IBD: What part of your strategy should help you cope with inflation and a possible recession?
Hill: Our process is good at choosing stocks. But we don't necessarily believe we can pick sectors at this juncture. So we tend to be fairly neutral on sectors. And as you're coming in and out of an inflationary environment, perhaps a recession in an inflationary environment, sectors tend to gyrate. So we believe that sector neutrality will help us avoid risk over this time period.
IBD: The Ukraine war is awful for individuals. As an investor, what if anything are you doing in reaction?
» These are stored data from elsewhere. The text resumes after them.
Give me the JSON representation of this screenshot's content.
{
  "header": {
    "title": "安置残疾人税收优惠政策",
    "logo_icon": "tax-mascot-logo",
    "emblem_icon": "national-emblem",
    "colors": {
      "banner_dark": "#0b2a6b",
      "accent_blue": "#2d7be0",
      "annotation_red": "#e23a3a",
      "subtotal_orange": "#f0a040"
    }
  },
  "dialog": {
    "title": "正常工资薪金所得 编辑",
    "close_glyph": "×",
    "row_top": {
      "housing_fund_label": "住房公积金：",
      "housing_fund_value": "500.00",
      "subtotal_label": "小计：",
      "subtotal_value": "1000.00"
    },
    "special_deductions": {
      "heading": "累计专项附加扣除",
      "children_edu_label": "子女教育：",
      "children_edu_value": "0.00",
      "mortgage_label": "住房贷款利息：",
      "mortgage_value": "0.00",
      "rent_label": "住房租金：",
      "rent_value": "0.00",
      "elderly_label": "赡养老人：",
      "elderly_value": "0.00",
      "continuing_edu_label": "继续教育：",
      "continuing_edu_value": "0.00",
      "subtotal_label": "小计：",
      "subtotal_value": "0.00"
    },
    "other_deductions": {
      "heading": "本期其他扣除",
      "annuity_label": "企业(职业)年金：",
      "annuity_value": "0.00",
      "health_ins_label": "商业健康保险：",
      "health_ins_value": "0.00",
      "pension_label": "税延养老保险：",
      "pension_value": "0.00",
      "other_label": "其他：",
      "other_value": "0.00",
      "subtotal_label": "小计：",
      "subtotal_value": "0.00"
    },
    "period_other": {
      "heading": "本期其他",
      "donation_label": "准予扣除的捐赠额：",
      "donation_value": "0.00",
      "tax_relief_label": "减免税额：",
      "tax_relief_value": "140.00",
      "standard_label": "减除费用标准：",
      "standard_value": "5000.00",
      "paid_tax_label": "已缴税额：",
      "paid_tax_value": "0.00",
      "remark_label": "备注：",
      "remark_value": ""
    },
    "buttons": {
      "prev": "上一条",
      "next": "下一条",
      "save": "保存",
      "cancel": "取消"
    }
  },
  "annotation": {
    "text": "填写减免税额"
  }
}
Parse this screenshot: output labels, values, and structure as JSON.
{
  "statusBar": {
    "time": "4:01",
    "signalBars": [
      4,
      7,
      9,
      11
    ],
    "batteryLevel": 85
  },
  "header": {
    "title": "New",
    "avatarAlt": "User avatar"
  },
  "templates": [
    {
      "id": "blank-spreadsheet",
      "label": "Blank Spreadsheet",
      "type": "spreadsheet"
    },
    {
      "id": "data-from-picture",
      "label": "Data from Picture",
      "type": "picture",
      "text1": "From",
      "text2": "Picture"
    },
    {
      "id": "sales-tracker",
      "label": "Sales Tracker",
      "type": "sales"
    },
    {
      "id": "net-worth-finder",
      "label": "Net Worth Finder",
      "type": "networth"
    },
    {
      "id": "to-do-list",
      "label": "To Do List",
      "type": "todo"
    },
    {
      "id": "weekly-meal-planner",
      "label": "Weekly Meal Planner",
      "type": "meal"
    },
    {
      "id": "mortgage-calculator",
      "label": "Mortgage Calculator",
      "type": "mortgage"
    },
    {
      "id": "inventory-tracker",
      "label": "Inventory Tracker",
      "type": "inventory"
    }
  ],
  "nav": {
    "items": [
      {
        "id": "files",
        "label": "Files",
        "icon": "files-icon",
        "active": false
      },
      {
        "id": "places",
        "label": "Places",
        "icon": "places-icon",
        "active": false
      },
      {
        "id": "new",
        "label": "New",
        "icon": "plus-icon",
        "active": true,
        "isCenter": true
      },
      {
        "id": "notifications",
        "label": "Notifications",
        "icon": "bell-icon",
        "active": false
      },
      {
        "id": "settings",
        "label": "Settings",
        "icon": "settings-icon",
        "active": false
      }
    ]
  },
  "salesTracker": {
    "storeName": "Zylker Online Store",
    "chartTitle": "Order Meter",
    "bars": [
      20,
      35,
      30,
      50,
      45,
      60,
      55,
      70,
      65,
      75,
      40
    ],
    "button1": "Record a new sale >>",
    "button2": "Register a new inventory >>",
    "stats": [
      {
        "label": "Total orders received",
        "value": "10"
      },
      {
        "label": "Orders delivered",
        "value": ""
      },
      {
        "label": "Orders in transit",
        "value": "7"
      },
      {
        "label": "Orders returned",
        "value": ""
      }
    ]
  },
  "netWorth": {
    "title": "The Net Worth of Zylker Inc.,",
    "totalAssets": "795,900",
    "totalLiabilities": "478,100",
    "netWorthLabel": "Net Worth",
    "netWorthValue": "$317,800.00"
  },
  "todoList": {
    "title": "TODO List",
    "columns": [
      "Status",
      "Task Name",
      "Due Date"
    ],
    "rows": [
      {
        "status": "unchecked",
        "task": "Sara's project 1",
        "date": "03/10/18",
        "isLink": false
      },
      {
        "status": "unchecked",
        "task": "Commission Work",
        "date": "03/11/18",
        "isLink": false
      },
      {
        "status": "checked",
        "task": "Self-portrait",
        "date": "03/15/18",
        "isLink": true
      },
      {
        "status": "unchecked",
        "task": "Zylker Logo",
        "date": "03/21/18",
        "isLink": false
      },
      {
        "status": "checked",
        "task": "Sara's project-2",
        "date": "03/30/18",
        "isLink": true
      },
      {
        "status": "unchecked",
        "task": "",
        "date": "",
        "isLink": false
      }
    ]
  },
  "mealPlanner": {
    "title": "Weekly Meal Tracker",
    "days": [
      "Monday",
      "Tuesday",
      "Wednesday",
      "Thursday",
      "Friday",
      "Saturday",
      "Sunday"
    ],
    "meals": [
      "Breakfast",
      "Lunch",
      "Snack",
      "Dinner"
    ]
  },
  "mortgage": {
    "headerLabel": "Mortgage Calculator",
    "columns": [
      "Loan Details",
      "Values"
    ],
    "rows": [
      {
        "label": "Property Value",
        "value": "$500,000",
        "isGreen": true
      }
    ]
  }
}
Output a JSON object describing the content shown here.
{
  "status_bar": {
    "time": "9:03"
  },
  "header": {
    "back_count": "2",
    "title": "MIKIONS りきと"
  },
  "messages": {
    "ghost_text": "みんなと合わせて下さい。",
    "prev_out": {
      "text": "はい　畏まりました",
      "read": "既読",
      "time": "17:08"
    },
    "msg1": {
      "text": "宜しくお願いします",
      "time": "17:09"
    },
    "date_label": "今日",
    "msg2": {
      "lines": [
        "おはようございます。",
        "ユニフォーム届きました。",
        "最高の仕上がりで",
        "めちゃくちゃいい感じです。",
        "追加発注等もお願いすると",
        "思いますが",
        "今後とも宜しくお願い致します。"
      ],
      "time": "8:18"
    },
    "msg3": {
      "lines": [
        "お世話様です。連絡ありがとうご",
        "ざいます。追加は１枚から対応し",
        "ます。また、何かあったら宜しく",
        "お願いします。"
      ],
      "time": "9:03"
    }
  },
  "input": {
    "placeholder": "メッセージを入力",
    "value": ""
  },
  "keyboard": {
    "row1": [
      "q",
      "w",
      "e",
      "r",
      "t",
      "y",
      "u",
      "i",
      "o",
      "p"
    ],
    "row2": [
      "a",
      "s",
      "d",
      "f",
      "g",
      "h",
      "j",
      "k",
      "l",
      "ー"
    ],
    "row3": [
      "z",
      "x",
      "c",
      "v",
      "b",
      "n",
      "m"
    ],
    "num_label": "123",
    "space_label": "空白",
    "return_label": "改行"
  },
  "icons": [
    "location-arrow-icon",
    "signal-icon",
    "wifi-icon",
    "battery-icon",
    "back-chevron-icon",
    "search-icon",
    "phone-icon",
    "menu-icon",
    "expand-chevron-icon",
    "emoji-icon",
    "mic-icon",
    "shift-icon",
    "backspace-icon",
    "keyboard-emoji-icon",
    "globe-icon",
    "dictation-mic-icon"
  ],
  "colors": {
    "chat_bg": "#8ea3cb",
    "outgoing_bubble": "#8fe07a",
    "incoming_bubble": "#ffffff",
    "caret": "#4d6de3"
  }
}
Hill: The impact on humans goes way beyond the portfolio. There's unthinkable violence.
As an active manager, when the war began there was talk about sanctions. We sold positions that had exposure to Russia. So my portfolio doesn't have any emerging markets exposure.
In our global developed market fund we still have exposure to Russia through Evraz, a company that trades in London, a steel producer. We traded out of it. (After consulting her portfolio optimization model, Hill replaced Evraz with Steel Dynamics.). But my index fund friends who sit down the hall (at Vanguard) couldn't trade out of it. Their index hadn't taken it out.
IBD: Has the fund made any other moves related to the war?
Hill: You can argue that alternative energy companies are able to benefit from that.
IBD: With such a highly automated process, what are some improvements that Vanguard expects to debut within the next 12 to 24 months?
Hill: We had the same (computer) model across most of the quant group portfolios. About three months ago we launched the equity-income specific model. This is a model for stocks that pay dividends.
Right now, the way we run our models is by having humans choose the factors. But now we're using machine-learning techniques to choose the factors that go into our stock-picking models.